男子無所謂的說道,在真正的實力面前,規則其實就是給弱者所制定而已。
“那也是!你快點啊!哦……”
女子又說了一句,兩個人便努力耕耘了起來,再沒有了交流。
余飛終于明白了兩個人的關系了,這是弟弟無能,弟媳和丈夫的哥哥勾搭在了一起的戲碼啊!
白家這些人玩的可真刺激,這兩人明顯也是樂在其中。
不過這種混蛋,越發該殺了,余飛手里的匕首似乎都在呼喚余
飛趕緊找機會。
余飛將匕首收了起來,從龍珠空間拿出來了長刀,既然這兩人如此的不知羞恥,那自己就讓他們不要分開好了。
房間里的動靜越發的大了,余飛覺得這是好機會,兩個人此刻根本無心主意周圍的環境了。
迅速拿出一根鐵絲,將探測到的門鎖機關回憶了一下,然后幾下就擰出來了一個鑰匙的模樣。
余飛故意放開思維,讓麻老道知道自己要動手了,所以遠處的麻老道,又悄悄的靠近了一點距離,雖然知道余飛這很冒險,但是麻老道也想等余飛完事了,來看看熱鬧。
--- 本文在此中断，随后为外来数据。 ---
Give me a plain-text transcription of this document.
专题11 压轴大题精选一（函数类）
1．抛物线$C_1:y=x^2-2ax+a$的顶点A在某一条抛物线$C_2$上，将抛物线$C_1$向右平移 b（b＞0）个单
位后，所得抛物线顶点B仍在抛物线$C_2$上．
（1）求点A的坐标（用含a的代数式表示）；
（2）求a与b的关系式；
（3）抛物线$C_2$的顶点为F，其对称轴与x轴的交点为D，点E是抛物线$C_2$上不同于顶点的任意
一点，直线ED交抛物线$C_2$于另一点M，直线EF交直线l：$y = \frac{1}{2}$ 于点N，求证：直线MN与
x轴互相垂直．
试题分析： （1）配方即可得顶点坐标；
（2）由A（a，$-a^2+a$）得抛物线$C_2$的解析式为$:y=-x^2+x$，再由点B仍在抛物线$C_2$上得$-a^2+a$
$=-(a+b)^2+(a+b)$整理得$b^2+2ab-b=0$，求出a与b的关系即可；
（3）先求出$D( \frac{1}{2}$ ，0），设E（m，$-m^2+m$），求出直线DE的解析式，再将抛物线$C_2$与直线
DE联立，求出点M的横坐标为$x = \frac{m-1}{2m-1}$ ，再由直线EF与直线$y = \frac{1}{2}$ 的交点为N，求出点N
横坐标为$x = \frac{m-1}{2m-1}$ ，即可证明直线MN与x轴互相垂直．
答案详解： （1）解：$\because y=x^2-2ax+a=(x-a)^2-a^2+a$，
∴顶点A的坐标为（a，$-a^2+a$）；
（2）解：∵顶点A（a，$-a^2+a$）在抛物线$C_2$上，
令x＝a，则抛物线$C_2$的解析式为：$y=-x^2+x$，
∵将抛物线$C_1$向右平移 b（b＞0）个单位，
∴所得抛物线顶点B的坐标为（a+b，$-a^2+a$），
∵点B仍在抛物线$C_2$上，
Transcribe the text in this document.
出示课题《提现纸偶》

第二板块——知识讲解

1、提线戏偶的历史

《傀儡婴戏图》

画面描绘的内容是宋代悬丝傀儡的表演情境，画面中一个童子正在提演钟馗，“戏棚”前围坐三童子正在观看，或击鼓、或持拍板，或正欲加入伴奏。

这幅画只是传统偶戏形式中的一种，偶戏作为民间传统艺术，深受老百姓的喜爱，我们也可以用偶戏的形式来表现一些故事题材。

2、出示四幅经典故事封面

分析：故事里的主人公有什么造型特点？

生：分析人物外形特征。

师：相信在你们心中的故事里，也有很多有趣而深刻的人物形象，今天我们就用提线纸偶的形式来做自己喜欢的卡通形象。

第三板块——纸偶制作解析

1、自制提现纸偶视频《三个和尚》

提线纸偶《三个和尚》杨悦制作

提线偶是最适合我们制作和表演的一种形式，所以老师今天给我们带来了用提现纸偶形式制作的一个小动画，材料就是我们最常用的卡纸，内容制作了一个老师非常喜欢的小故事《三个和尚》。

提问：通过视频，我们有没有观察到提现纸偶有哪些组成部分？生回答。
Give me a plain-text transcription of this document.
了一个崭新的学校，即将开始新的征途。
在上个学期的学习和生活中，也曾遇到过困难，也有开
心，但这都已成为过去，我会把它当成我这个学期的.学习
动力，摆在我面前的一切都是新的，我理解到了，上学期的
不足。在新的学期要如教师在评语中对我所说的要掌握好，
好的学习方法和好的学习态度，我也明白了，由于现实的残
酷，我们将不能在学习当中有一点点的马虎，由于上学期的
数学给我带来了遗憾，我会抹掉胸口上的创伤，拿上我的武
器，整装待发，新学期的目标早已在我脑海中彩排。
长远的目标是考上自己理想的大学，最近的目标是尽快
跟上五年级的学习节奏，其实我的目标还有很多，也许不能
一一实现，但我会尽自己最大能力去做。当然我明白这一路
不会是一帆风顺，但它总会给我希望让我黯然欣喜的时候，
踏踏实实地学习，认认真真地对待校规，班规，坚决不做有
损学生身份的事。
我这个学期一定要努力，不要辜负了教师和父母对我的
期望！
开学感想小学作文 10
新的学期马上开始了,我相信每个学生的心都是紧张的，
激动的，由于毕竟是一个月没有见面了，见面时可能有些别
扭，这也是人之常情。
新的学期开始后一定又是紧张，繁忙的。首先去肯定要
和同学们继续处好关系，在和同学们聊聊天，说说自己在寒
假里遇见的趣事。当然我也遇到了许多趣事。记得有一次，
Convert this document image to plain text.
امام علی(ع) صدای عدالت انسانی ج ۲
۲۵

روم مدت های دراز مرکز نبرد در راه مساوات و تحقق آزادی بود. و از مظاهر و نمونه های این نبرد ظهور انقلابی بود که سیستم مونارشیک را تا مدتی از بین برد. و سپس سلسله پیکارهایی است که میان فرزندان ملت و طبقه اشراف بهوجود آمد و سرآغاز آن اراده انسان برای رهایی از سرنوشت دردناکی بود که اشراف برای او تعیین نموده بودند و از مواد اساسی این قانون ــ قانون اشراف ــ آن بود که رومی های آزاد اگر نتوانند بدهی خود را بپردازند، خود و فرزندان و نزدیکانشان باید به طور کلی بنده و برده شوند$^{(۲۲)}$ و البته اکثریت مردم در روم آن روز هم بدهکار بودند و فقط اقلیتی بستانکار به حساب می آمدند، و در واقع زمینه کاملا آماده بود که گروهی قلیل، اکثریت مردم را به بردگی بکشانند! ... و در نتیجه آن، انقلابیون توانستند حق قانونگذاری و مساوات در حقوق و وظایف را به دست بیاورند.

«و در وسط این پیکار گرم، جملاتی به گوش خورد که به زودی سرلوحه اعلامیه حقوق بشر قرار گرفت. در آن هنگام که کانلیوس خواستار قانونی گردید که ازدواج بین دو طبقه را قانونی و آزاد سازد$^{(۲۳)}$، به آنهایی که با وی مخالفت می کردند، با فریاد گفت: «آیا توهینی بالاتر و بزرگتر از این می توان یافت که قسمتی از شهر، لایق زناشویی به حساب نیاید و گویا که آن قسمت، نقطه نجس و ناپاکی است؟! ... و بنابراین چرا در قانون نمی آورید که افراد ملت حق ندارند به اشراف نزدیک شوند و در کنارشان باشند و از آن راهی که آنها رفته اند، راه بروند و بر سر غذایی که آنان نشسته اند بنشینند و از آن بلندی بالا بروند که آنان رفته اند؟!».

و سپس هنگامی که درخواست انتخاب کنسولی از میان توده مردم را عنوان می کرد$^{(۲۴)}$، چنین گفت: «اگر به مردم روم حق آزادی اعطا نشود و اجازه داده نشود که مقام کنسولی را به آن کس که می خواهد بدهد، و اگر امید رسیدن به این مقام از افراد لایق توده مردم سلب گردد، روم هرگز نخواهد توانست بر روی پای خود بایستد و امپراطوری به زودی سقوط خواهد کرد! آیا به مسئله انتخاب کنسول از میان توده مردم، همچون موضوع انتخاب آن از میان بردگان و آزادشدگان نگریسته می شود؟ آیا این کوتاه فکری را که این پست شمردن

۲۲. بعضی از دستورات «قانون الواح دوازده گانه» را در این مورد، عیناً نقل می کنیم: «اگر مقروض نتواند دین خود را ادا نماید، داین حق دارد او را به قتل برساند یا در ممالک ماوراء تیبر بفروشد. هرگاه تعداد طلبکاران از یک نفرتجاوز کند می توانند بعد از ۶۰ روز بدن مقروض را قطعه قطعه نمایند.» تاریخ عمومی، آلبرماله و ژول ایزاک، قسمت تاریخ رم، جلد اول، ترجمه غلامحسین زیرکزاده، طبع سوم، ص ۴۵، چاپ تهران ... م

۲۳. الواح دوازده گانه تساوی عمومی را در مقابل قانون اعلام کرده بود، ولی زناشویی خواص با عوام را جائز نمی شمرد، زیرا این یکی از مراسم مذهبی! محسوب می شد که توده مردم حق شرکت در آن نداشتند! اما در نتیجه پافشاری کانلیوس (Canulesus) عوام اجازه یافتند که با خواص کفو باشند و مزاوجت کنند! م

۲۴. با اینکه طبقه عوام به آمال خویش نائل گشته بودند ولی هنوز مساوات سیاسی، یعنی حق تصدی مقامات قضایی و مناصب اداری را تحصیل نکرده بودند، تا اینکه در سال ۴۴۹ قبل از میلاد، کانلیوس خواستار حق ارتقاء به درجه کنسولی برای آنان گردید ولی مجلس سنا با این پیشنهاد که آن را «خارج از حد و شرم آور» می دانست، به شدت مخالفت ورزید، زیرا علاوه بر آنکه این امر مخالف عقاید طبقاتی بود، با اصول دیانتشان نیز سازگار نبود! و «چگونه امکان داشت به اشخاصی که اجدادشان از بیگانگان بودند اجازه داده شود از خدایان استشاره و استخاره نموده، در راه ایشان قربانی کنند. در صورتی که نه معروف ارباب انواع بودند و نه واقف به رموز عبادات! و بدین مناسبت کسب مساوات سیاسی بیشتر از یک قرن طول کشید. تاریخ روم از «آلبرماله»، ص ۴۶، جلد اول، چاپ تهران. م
余飛輕輕的將自制的鑰匙插到了門鎖里面,用內力包裹著門鎖,一點點的扭動,開門必然會發出咔噠一聲,但是有內力的阻隔,加上房間里兩個人此刻十分的往我,動靜非常的大,所以余飛打開門的時候,兩個人都沒有發現。
所謂色字頭上一把刀,古人誠不欺我也,兩個人就要為此而死了。
余飛并沒有急著推開門,無論那兩個宗師多么的往我,余飛打開門的時候,兩個人必然會發現,而余飛要做的是一擊必殺,最后最好是一下解決兩人。
所以余飛故意在大腦里,不斷的思考怎么一次搞定兩個人,思考麻老道如何攜手自己,并且故意放開意識,讓麻老道明白。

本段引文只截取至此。